EDITORIAL
Sitting Ducks at LAX
March 28, 2005
Since the Sept. 11 attacks, airline travelers have become more or less resigned to standing in lines. If waiting for checked luggage to undergo new scrutiny and for passengers and carry-on bags to get more than a cursory scan keeps bombs and hijackers off planes, who can really complain?
OK, plenty of people. And perhaps unbeknown to them, it turns out that inconvenience is not the only problem. As air travel rebounds toward pre-9/11 levels, the growing queues make tempting ground-level targets.

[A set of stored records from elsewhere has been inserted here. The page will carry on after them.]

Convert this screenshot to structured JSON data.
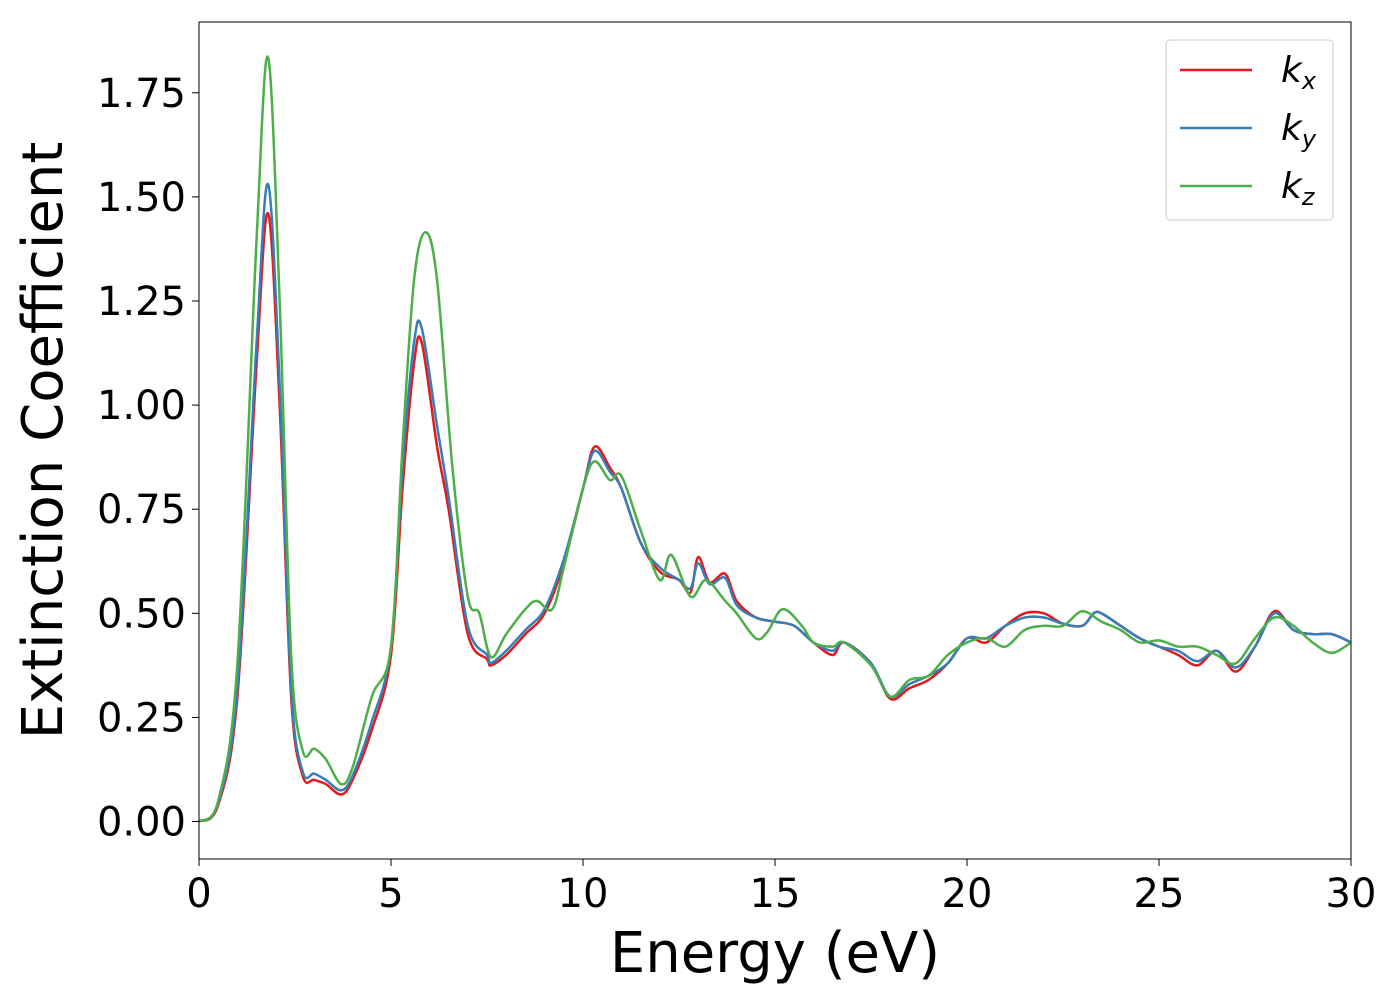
{
  "chart_data": {
    "type": "line",
    "title": "",
    "xlabel": "Energy (eV)",
    "ylabel": "Extinction Coefficient",
    "xlim": [
      0,
      30
    ],
    "ylim": [
      -0.09,
      1.92
    ],
    "xticks": [
      0,
      5,
      10,
      15,
      20,
      25,
      30
    ],
    "xtick_labels": [
      "0",
      "5",
      "10",
      "15",
      "20",
      "25",
      "30"
    ],
    "yticks": [
      0,
      0.25,
      0.5,
      0.75,
      1.0,
      1.25,
      1.5,
      1.75
    ],
    "ytick_labels": [
      "0.00",
      "0.25",
      "0.50",
      "0.75",
      "1.00",
      "1.25",
      "1.50",
      "1.75"
    ],
    "grid": false,
    "legend_position": "top-right",
    "series": [
      {
        "name": "k",
        "subscript": "x",
        "color": "#e41a1c",
        "points": [
          [
            0,
            0
          ],
          [
            0.5,
            0.04
          ],
          [
            1,
            0.3
          ],
          [
            1.5,
            1.1
          ],
          [
            1.8,
            1.46
          ],
          [
            2.1,
            1.0
          ],
          [
            2.4,
            0.3
          ],
          [
            2.7,
            0.11
          ],
          [
            3.0,
            0.1
          ],
          [
            3.3,
            0.09
          ],
          [
            3.7,
            0.065
          ],
          [
            4.0,
            0.1
          ],
          [
            4.5,
            0.22
          ],
          [
            5.0,
            0.4
          ],
          [
            5.3,
            0.8
          ],
          [
            5.6,
            1.1
          ],
          [
            5.8,
            1.15
          ],
          [
            6.2,
            0.9
          ],
          [
            6.5,
            0.75
          ],
          [
            7.0,
            0.45
          ],
          [
            7.5,
            0.39
          ],
          [
            7.6,
            0.375
          ],
          [
            8.0,
            0.4
          ],
          [
            8.5,
            0.45
          ],
          [
            9.0,
            0.5
          ],
          [
            9.5,
            0.62
          ],
          [
            10.0,
            0.8
          ],
          [
            10.3,
            0.9
          ],
          [
            10.7,
            0.85
          ],
          [
            11.0,
            0.8
          ],
          [
            11.5,
            0.67
          ],
          [
            12.0,
            0.6
          ],
          [
            12.5,
            0.58
          ],
          [
            12.8,
            0.55
          ],
          [
            13.0,
            0.635
          ],
          [
            13.3,
            0.575
          ],
          [
            13.7,
            0.595
          ],
          [
            14.0,
            0.53
          ],
          [
            14.5,
            0.49
          ],
          [
            15.0,
            0.48
          ],
          [
            15.5,
            0.47
          ],
          [
            16.0,
            0.43
          ],
          [
            16.5,
            0.4
          ],
          [
            16.8,
            0.43
          ],
          [
            17.5,
            0.38
          ],
          [
            18.0,
            0.295
          ],
          [
            18.5,
            0.32
          ],
          [
            19.0,
            0.34
          ],
          [
            19.5,
            0.38
          ],
          [
            20.0,
            0.44
          ],
          [
            20.5,
            0.43
          ],
          [
            21.0,
            0.47
          ],
          [
            21.5,
            0.5
          ],
          [
            22.0,
            0.5
          ],
          [
            22.5,
            0.475
          ],
          [
            23.0,
            0.47
          ],
          [
            23.3,
            0.5
          ],
          [
            23.5,
            0.5
          ],
          [
            24.0,
            0.47
          ],
          [
            24.5,
            0.44
          ],
          [
            25.0,
            0.42
          ],
          [
            25.5,
            0.4
          ],
          [
            26.0,
            0.375
          ],
          [
            26.5,
            0.41
          ],
          [
            27.0,
            0.36
          ],
          [
            27.5,
            0.42
          ],
          [
            28.0,
            0.505
          ],
          [
            28.5,
            0.46
          ],
          [
            29.0,
            0.45
          ],
          [
            29.5,
            0.45
          ],
          [
            30.0,
            0.43
          ]
        ]
      },
      {
        "name": "k",
        "subscript": "y",
        "color": "#377eb8",
        "points": [
          [
            0,
            0
          ],
          [
            0.5,
            0.045
          ],
          [
            1,
            0.32
          ],
          [
            1.5,
            1.15
          ],
          [
            1.8,
            1.53
          ],
          [
            2.1,
            1.05
          ],
          [
            2.4,
            0.32
          ],
          [
            2.7,
            0.12
          ],
          [
            3.0,
            0.115
          ],
          [
            3.3,
            0.1
          ],
          [
            3.7,
            0.075
          ],
          [
            4.0,
            0.11
          ],
          [
            4.5,
            0.24
          ],
          [
            5.0,
            0.42
          ],
          [
            5.3,
            0.85
          ],
          [
            5.6,
            1.15
          ],
          [
            5.8,
            1.185
          ],
          [
            6.2,
            0.95
          ],
          [
            6.5,
            0.78
          ],
          [
            7.0,
            0.47
          ],
          [
            7.5,
            0.4
          ],
          [
            7.6,
            0.38
          ],
          [
            8.0,
            0.41
          ],
          [
            8.5,
            0.46
          ],
          [
            9.0,
            0.51
          ],
          [
            9.5,
            0.63
          ],
          [
            10.0,
            0.8
          ],
          [
            10.3,
            0.89
          ],
          [
            10.7,
            0.84
          ],
          [
            11.0,
            0.8
          ],
          [
            11.5,
            0.67
          ],
          [
            12.0,
            0.61
          ],
          [
            12.5,
            0.58
          ],
          [
            12.8,
            0.56
          ],
          [
            13.0,
            0.62
          ],
          [
            13.3,
            0.57
          ],
          [
            13.7,
            0.585
          ],
          [
            14.0,
            0.52
          ],
          [
            14.5,
            0.49
          ],
          [
            15.0,
            0.48
          ],
          [
            15.5,
            0.47
          ],
          [
            16.0,
            0.43
          ],
          [
            16.5,
            0.41
          ],
          [
            16.8,
            0.43
          ],
          [
            17.5,
            0.38
          ],
          [
            18.0,
            0.3
          ],
          [
            18.5,
            0.33
          ],
          [
            19.0,
            0.35
          ],
          [
            19.5,
            0.38
          ],
          [
            20.0,
            0.44
          ],
          [
            20.5,
            0.44
          ],
          [
            21.0,
            0.47
          ],
          [
            21.5,
            0.49
          ],
          [
            22.0,
            0.49
          ],
          [
            22.5,
            0.475
          ],
          [
            23.0,
            0.47
          ],
          [
            23.3,
            0.5
          ],
          [
            23.5,
            0.5
          ],
          [
            24.0,
            0.47
          ],
          [
            24.5,
            0.44
          ],
          [
            25.0,
            0.42
          ],
          [
            25.5,
            0.41
          ],
          [
            26.0,
            0.385
          ],
          [
            26.5,
            0.41
          ],
          [
            27.0,
            0.37
          ],
          [
            27.5,
            0.42
          ],
          [
            28.0,
            0.5
          ],
          [
            28.5,
            0.46
          ],
          [
            29.0,
            0.45
          ],
          [
            29.5,
            0.45
          ],
          [
            30.0,
            0.43
          ]
        ]
      },
      {
        "name": "k",
        "subscript": "z",
        "color": "#4daf4a",
        "points": [
          [
            0,
            0
          ],
          [
            0.5,
            0.05
          ],
          [
            1,
            0.38
          ],
          [
            1.5,
            1.4
          ],
          [
            1.8,
            1.835
          ],
          [
            2.1,
            1.25
          ],
          [
            2.4,
            0.4
          ],
          [
            2.7,
            0.17
          ],
          [
            3.0,
            0.175
          ],
          [
            3.3,
            0.15
          ],
          [
            3.7,
            0.09
          ],
          [
            4.0,
            0.13
          ],
          [
            4.5,
            0.3
          ],
          [
            5.0,
            0.42
          ],
          [
            5.3,
            0.9
          ],
          [
            5.6,
            1.3
          ],
          [
            5.9,
            1.415
          ],
          [
            6.2,
            1.3
          ],
          [
            6.6,
            0.85
          ],
          [
            7.0,
            0.54
          ],
          [
            7.3,
            0.5
          ],
          [
            7.6,
            0.395
          ],
          [
            8.0,
            0.45
          ],
          [
            8.5,
            0.51
          ],
          [
            8.8,
            0.53
          ],
          [
            9.2,
            0.51
          ],
          [
            9.5,
            0.61
          ],
          [
            10.0,
            0.8
          ],
          [
            10.3,
            0.865
          ],
          [
            10.7,
            0.82
          ],
          [
            11.0,
            0.83
          ],
          [
            11.5,
            0.7
          ],
          [
            12.0,
            0.58
          ],
          [
            12.3,
            0.64
          ],
          [
            12.8,
            0.54
          ],
          [
            13.2,
            0.58
          ],
          [
            13.7,
            0.53
          ],
          [
            14.0,
            0.5
          ],
          [
            14.5,
            0.44
          ],
          [
            14.8,
            0.455
          ],
          [
            15.2,
            0.51
          ],
          [
            15.7,
            0.47
          ],
          [
            16.0,
            0.43
          ],
          [
            16.5,
            0.42
          ],
          [
            16.8,
            0.43
          ],
          [
            17.5,
            0.375
          ],
          [
            18.0,
            0.3
          ],
          [
            18.5,
            0.34
          ],
          [
            19.0,
            0.35
          ],
          [
            19.5,
            0.4
          ],
          [
            20.0,
            0.43
          ],
          [
            20.5,
            0.44
          ],
          [
            21.0,
            0.42
          ],
          [
            21.5,
            0.46
          ],
          [
            22.0,
            0.47
          ],
          [
            22.5,
            0.47
          ],
          [
            23.0,
            0.505
          ],
          [
            23.5,
            0.48
          ],
          [
            24.0,
            0.46
          ],
          [
            24.5,
            0.43
          ],
          [
            25.0,
            0.435
          ],
          [
            25.5,
            0.42
          ],
          [
            26.0,
            0.42
          ],
          [
            26.5,
            0.4
          ],
          [
            27.0,
            0.38
          ],
          [
            27.5,
            0.44
          ],
          [
            28.0,
            0.49
          ],
          [
            28.5,
            0.47
          ],
          [
            29.0,
            0.43
          ],
          [
            29.5,
            0.405
          ],
          [
            30.0,
            0.43
          ]
        ]
      }
    ]
  }
}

A Rand Corp. study on security at Los Angeles International Airport lacks only the phrase "sitting ducks..." The Rand report claims the problem at LAX can be fixed quickly and relatively cheaply by hiring more skycaps, ticketing agents and security screeners. Mayor James K. Hahn, who is pushing an $11-billion airport renovation, says he agrees with Rand on the urgency of shortening lines but defends the airport director's position that doing so would be neither quick nor easy. The LAX argument is this: Debt-ridden airlines are too broke to hire additional ticket-counter staff, and the number of airport screeners is capped by the federal government. Further, the cramped airport doesn't have room for new counters or scanning stations.
City Councilman Antonio Villaraigosa, Hahn's challenger in the May 17 runoff, accuses the mayor of "summarily dismissing" Rand's recommendation as a way to bolster his more costly renovation. But Villaraigosa is vague about how he would find the money or the room to shorten lines. He opposes even a scaled-back compromise on LAX renovation that was adopted by the rest of the City Council, instead calling for the same regional airport system everyone supports and no one has figured out how to create. That isn't exactly a quick fix either.